Preparation of CdS-g-C3N4/C composites via hollyhock stem biotemplate and its photocatalytic property

Abstract

Bio-templated porous CdS-g-C3N4/C composite with controllable morphology and energy band structure was successfully prepared by simple thermal condensation and hydro-thermal method using dicyandiamide and cadmium chloride as precursor, Hollyhock stem as biological template and in-situ carbon dopant. The structure and property of the composite were characterized by X-ray diffraction (XRD), scanning electron microscopy (SEM), transmission electron microscopy (TEM), X-ray photoelectron spectroscopy (XPS), N2 adsorption-desorption, fluorescence spectroscopy (PL), UV–visible spectroscopy and diffuse reflectance ultraviolet spectroscopy (DRS). The results indicated that, compared with pure g-C3N4, g-C3N4/C had a porous structure, higher specific surface area and better photogenerated carrier separation efficiency.
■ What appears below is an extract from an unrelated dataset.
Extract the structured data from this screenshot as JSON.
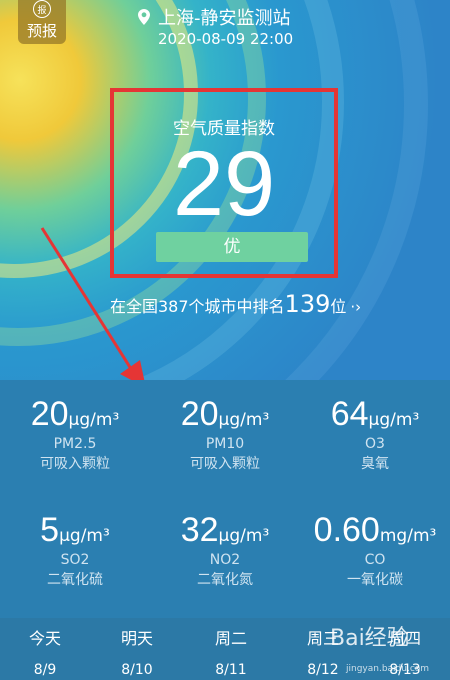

In addition, compared with g-C3N4/C, the light response of the three-phase composite anchored with 2D CdS expanded from ultraviolet to visible and even near infrared regions. The n-n heterojunction formed between CdS and g-C3N4 reduces the energy required for electron transition and makes the photogenerated electron hole pairs easier to be separated. The highest photocatalytic efficiency for RhB of CdS-g-C3N4/C is 86.96%, which is 3.23 times that of pure g-C3N4. In the photo-catalytic process, the main photocatalytic reactive substance is ·O2−, followed by h+. Therefore, the CdS-g-C3N4/C synthesized by stem induction and multi-phase heterojunction has a more stable microstructure, and the charge separation efficiency is greatly improved, which is suitable for practical photocatalytic environmental protection.